Created 06-29-2016 10:39 AM
Hello,
I encountered weird problem. I pointed external table to data in HDFS. Source file have non-compressed pipe delimited about 5gb. When I run wc -l /hdfs/fileA.arc, it results in 80,002,783 rows, but when I query select count(*) from tableA, I get 16,877,533.
I examined the file and there are no weird characters, blanks, etc...
Did I do something wrong? Shouldn't count of rows be the same? Does Hive automatically remove duplicates?
Thanks
Created 06-30-2016 01:07 AM
According to Hive's JIRA for skipping header and footer rows (see comments at the bottom), it seems it works as expected only for tables represented by a single split (file). For the time being, to avoid troubles it's the best to remove headers and footers beforehand, and refrain from using skip.header.line.count and skip.footer.line.count.
Created 06-29-2016 10:46 AM
Can you please share the table DDL from below command?
show create table <tablename>
Created 06-29-2016 08:44 PM
Hi @Jan Kytara
I tried reproducing this issue on my cluster with your dataset and table but looks like it working fine even with skip.header.line.count parameter.
hive> select count(*) from corrupt_rows; Query ID = hdfs_20160622192941_a2505b4a-96a7-4148-87ce-a52e92bd75c7 Total jobs = 1 Launching Job 1 out of 1 Status: Running (Executing on YARN cluster with App id application_1466074160497_0010) -------------------------------------------------------------------------------- VERTICES STATUS TOTAL COMPLETED RUNNING PENDING FAILED KILLED -------------------------------------------------------------------------------- Map 1 .......... SUCCEEDED 1 1 0 0 0 0 Reducer 2 ...... SUCCEEDED 1 1 0 0 0 0 -------------------------------------------------------------------------------- VERTICES: 02/02 [==========================>>] 100% ELAPSED TIME: 4.89 s -------------------------------------------------------------------------------- OK 90 Time taken: 5.467 seconds, Fetched: 1 row(s)
-bash-4.1$ wc -l data.txt 91 data.txt -bash-4.1$
Which HDP version you are using?
Created 07-04-2016 08:59 AM
Hi, It works fine for me with small tables. Seems to only corrupt data in tables bigger than 1 block.
Hadoop 2.7.1.2.4.0.0-169
Created 06-29-2016 10:46 AM
Can you please share the table definition?
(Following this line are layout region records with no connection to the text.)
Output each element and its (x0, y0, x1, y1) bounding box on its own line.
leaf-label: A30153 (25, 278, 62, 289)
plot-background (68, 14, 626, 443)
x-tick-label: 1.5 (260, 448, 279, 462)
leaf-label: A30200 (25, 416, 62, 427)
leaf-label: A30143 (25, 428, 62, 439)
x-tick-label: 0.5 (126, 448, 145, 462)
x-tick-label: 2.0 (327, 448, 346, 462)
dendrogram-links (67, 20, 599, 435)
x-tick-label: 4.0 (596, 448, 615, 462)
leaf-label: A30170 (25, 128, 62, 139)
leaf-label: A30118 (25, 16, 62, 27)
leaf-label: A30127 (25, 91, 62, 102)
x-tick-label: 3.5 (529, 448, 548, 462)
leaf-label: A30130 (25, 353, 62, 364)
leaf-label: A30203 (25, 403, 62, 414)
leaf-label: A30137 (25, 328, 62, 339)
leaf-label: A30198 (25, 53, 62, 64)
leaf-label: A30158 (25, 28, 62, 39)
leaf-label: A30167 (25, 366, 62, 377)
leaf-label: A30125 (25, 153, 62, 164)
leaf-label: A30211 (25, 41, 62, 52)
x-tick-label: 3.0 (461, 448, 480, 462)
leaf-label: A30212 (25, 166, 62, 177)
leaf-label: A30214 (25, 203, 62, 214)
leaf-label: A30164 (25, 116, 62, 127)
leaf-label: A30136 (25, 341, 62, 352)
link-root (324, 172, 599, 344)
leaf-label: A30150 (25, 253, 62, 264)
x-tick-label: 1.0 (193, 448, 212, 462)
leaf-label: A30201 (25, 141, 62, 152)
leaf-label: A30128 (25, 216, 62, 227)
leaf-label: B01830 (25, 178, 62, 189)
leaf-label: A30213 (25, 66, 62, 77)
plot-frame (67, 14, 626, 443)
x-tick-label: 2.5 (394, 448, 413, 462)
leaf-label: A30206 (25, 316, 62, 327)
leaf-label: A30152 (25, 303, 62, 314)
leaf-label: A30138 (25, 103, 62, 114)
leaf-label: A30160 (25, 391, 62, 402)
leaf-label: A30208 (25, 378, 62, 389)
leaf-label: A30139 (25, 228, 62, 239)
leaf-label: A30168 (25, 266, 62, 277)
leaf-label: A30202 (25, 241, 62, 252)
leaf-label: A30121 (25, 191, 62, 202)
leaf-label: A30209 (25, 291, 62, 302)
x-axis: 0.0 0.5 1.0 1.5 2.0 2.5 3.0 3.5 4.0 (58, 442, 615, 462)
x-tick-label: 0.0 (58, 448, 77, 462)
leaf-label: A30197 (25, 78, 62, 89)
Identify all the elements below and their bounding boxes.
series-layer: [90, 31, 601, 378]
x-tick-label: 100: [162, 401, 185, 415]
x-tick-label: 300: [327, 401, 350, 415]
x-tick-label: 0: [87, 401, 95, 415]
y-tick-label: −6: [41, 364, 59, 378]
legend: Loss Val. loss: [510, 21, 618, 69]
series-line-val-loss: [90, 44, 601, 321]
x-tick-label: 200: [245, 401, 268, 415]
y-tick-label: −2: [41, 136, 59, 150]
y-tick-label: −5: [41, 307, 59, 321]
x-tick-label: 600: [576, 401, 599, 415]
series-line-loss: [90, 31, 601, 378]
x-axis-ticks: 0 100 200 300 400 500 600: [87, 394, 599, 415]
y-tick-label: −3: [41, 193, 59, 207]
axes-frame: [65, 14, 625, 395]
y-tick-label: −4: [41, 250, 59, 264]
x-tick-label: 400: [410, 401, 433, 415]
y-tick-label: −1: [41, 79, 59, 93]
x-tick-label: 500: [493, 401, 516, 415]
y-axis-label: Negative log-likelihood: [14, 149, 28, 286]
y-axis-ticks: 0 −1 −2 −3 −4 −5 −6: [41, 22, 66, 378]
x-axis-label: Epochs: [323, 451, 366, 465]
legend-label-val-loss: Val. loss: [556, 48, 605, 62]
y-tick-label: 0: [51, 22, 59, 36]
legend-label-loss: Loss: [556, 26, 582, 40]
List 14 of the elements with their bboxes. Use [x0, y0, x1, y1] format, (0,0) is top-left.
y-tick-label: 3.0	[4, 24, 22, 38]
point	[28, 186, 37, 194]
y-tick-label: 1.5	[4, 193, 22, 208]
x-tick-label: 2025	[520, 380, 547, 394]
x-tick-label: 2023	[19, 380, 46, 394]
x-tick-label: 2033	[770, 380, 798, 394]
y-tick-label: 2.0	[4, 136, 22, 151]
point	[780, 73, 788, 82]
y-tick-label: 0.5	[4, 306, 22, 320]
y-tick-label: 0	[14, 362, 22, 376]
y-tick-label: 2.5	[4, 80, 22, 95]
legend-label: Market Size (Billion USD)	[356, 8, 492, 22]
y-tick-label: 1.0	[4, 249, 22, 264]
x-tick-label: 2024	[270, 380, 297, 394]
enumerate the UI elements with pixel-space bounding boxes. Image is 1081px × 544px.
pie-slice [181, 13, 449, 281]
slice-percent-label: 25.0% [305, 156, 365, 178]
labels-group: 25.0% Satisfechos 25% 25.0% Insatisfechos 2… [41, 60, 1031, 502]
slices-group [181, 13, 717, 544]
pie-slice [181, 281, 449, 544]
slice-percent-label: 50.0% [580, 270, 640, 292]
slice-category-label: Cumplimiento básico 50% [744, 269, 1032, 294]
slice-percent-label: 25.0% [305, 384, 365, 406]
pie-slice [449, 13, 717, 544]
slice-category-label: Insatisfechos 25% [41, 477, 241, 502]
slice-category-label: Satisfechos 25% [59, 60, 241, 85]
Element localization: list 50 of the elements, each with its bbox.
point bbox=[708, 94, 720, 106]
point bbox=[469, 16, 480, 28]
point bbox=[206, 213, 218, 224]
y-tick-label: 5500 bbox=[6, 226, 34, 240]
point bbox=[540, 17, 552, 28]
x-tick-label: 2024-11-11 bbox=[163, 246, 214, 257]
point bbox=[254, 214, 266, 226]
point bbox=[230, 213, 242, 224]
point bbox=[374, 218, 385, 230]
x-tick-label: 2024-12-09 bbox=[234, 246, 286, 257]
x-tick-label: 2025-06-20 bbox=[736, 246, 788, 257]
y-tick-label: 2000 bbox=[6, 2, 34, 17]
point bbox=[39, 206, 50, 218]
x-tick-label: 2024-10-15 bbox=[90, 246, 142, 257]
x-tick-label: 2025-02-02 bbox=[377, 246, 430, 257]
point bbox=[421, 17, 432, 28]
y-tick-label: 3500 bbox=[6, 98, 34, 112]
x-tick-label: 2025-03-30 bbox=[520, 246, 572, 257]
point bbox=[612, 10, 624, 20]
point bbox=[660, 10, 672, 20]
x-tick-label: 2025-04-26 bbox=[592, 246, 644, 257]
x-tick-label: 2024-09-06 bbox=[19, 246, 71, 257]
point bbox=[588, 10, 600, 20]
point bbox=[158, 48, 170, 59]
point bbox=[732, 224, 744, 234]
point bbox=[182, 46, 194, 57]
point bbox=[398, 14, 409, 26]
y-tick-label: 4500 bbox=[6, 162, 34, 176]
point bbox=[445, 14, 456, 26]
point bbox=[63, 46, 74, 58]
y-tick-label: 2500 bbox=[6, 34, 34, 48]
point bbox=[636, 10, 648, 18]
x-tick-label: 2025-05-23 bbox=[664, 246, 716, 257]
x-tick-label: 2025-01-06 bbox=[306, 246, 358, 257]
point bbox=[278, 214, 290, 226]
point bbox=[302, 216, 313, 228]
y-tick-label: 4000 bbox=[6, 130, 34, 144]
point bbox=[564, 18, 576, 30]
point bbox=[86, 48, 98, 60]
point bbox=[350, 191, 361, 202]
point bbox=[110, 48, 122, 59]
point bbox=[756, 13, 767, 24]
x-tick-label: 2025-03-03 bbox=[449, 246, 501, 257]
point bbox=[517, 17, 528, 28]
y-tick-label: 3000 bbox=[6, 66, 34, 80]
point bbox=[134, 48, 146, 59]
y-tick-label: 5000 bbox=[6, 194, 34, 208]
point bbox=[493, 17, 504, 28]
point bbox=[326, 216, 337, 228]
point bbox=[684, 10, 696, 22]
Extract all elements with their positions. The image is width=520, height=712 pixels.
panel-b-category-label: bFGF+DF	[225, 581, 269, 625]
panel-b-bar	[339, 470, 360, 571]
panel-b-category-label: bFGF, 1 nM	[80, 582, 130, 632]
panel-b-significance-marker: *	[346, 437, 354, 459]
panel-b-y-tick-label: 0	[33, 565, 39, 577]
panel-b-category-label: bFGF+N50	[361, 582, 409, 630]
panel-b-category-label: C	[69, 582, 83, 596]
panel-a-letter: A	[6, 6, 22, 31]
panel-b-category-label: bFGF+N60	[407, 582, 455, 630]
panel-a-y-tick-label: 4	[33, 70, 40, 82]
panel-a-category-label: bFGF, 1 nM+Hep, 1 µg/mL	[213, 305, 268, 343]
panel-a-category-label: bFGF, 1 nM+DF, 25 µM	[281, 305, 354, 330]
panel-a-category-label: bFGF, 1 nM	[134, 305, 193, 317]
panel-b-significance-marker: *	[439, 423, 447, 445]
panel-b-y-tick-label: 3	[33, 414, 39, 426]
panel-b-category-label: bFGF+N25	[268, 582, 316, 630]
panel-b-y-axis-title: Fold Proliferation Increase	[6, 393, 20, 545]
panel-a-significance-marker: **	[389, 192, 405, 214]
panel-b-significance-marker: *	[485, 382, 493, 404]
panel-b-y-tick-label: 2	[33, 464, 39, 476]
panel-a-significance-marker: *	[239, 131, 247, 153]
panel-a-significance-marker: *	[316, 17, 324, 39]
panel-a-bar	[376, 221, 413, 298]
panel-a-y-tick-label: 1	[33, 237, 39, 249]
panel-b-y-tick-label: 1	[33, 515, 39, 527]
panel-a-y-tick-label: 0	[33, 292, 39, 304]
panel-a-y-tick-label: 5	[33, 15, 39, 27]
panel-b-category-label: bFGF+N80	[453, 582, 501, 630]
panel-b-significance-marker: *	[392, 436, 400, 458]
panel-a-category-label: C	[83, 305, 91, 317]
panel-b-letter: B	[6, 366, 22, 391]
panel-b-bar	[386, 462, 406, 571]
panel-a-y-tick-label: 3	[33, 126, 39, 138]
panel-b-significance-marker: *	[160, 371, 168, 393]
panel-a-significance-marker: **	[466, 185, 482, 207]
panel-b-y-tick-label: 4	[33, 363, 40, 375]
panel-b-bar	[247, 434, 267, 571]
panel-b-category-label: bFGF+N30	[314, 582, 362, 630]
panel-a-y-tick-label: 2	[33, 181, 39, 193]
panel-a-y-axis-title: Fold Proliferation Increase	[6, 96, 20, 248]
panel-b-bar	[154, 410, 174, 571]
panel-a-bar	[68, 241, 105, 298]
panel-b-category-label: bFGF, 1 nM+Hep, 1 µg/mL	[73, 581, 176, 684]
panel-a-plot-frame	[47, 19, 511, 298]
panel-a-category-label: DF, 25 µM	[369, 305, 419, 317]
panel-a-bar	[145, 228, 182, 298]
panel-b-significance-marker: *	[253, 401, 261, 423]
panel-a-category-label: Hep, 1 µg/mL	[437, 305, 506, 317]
Created 06-29-2016 11:18 AM
CREATE EXTERNAL TABLE corrupt_rows ( A INT, B BIGINT, C STRING, D STRING, E STRING, F STRING, G DOUBLE, H INT, I DOUBLE, J INT, K STRING, L STRING ) COMMENT 'xy' ROW FORMAT DELIMITED FIELDS TERMINATED BY '|' STORED AS INPUTFORMAT 'org.apache.hadoop.mapred.TextInputFormat' OUTPUTFORMAT 'org.apache.hadoop.hive.ql.io.HiveIgnoreKeyTextOutputFormat' LOCATION 'hdfs://xy:8020/data/temp' TBLPROPERTIES ('COLUMN_STATS_ACCURATE' = 'false', 'numFiles' = '1', 'numRows' = '-1', 'rawDataSize' = '-1', 'skip.header.line.count' = '1', 'totalSize' = '4969304654', 'transient_lastDdlTime' = '1467196659')
Created 06-29-2016 12:35 PM
Created 06-29-2016 01:11 PM
Hi @Jan Kytara. Can you please update statistics on the table - run the command:
analyze table corrupt_rows compute statistics ;
Also would love to know if "select * from corrupt_rows limit nnn ;" returns properly formed rows with columns A..L, or if it has junk or boundaries. That could point to a delimiter issue.
Created 06-29-2016 01:57 PM
Okay. I played around. After removing
'skip.header.line.count'='1'
and creating new external table, then count(*) = wc -l
I will include header and sample row, I don't find any irreguralites, only difference is that header lacks 2 columns from DDL definition (K, L), which should not be a problem:
A |B |C |D |E |F |G |H |I |J +04454.|+133322063.|A42AL|201618|20160702|N|+00000.00|0|+00001.11|0
Out of curiosity I created table without columns "K,L" in order to match header row. With option
'skip.header.line.count'='1'
it gives wrong result count(*) <> wc -l. Without, it gives right result.
By what is this caused? Can someone test this out using big table? I am running Hadoop 2.7.1.2.4.0.0-169
Created 06-30-2016 01:07 AM
According to Hive's JIRA for skipping header and footer rows (see comments at the bottom), it seems it works as expected only for tables represented by a single split (file). For the time being, to avoid troubles it's the best to remove headers and footers beforehand, and refrain from using skip.header.line.count and skip.footer.line.count.